Auf die Entscheidung des Bezirksgerichts hatte Amerikas Präsident trotzig reagiert und vor Journalisten angekündigt, er werde eine große Beschwerde gegen Tigar einleiten. „Das war ein Obama-Richter. Und ich sage ihnen Etwas, das kommt nicht noch einmal vor.“ Wie schon während des von Trump verhängten Einreisestopps für Muslime im Februar vergangenen Jahres, verhinderte der gleiche Gerichtsbezirk Trumps neue Einreiseverschärfung. „Bei jeder Klage, die im Neunten Gerichtsbezirk eingereicht wird, werden wir geschlagen“, erzürnte es Trump. Das Weiße Haus sprach sogar von „aktivistischen Richtern“, die eine Politik der offenen Grenzen durchsetzen wollten – gegen den Willen der Bevölkerung. Die einstweilige Verfügung Tigars bleibt mindestens bis zu einer Anhörung am 19. Dezember in Kraft.
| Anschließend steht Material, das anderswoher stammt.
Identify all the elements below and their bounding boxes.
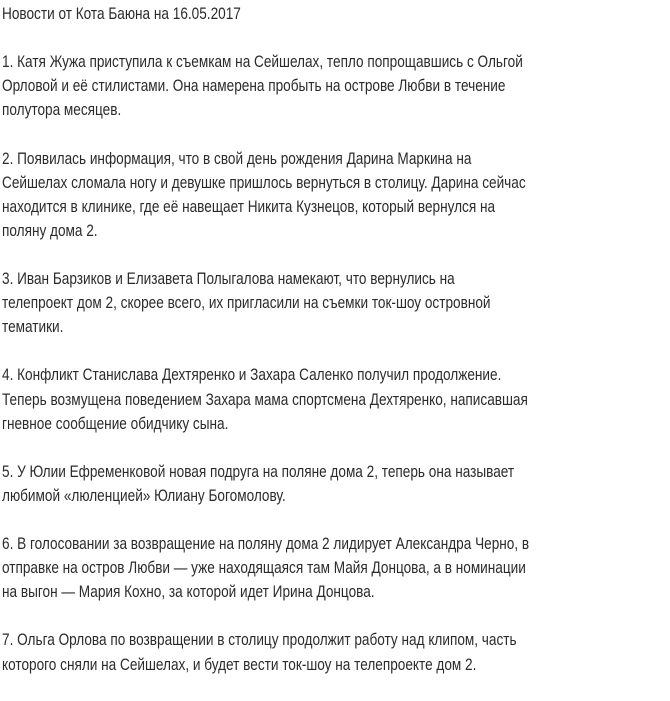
news-item-line: 3. Иван Барзиков и Елизавета Полыгалова намекают, что вернулись на bbox=[2, 270, 455, 289]
news-article bbox=[2, 2, 670, 701]
news-item-2 bbox=[2, 147, 670, 243]
news-item-line: на выгон — Мария Кохно, за которой идет Ирина Донцова. bbox=[2, 583, 375, 602]
news-item-line: отправке на остров Любви — уже находящаяся там Майя Донцова, а в номинации bbox=[2, 559, 526, 578]
news-item-5 bbox=[2, 460, 670, 508]
news-item-6 bbox=[2, 532, 670, 604]
article-title: Новости от Кота Баюна на 16.05.2017 bbox=[2, 5, 241, 23]
news-item-line: Орловой и её стилистами. Она намерена пробыть на острове Любви в течение bbox=[2, 77, 506, 96]
news-item-line: 4. Конфликт Станислава Дехтяренко и Захара Саленко получил продолжение. bbox=[2, 366, 502, 385]
news-item-line: тематики. bbox=[2, 318, 64, 337]
news-item-4 bbox=[2, 363, 670, 435]
news-item-line: Теперь возмущена поведением Захара мама спортсмена Дехтяренко, написавшая bbox=[2, 390, 528, 409]
news-item-7 bbox=[2, 628, 670, 676]
news-item-3 bbox=[2, 267, 670, 339]
news-item-line: 6. В голосовании за возвращение на поляну дома 2 лидирует Александра Черно, в bbox=[2, 535, 530, 554]
news-item-line: которого сняли на Сейшелах, и будет вести ток-шоу на телепроекте дом 2. bbox=[2, 655, 477, 674]
news-item-line: 2. Появилась информация, что в свой день рождения Дарина Маркина на bbox=[2, 149, 472, 168]
news-item-line: 5. У Юлии Ефременковой новая подруга на поляне дома 2, теперь она называет bbox=[2, 462, 515, 481]
news-item-line: любимой «люленцией» Юлиану Богомолову. bbox=[2, 486, 286, 505]
news-item-line: 1. Катя Жужа приступила к съемкам на Сейшелах, тепло попрощавшись с Ольгой bbox=[2, 53, 523, 72]
news-item-line: гневное сообщение обидчику сына. bbox=[2, 414, 229, 433]
news-item-line: поляну дома 2. bbox=[2, 221, 98, 240]
news-item-1 bbox=[2, 50, 670, 122]
news-item-line: телепроект дом 2, скорее всего, их пригласили на съемки ток-шоу островной bbox=[2, 294, 491, 313]
news-item-line: находится в клинике, где её навещает Никита Кузнецов, который вернулся на bbox=[2, 197, 496, 216]
news-item-line: Сейшелах сломала ногу и девушке пришлось вернуться в столицу. Дарина сейчас bbox=[2, 173, 526, 192]
news-item-line: полутора месяцев. bbox=[2, 101, 122, 120]
news-item-line: 7. Ольга Орлова по возвращении в столицу продолжит работу над клипом, часть bbox=[2, 631, 517, 650]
Die Berufungsgerichte des Bundes sind in den Vereinigten Staaten auf verschiedene Gerichtsbezirke aufgeteilt. Der Neunte Gerichtsbezirk, der sich über mehrere Bundesstaaten an der amerikanischen Westküste erstreckt, ist der größte.

Bundesrichter Roberts beendete sein an Trump gerichtetes Schreiben mit einem Verweis auf die amerikanische Gewaltenteilung: „Eine unabhängige Justiz ist etwas, für das wir alle dankbar sein sollten.“ Roberts gehört dem konservativen Flügel am Obersten Gericht an.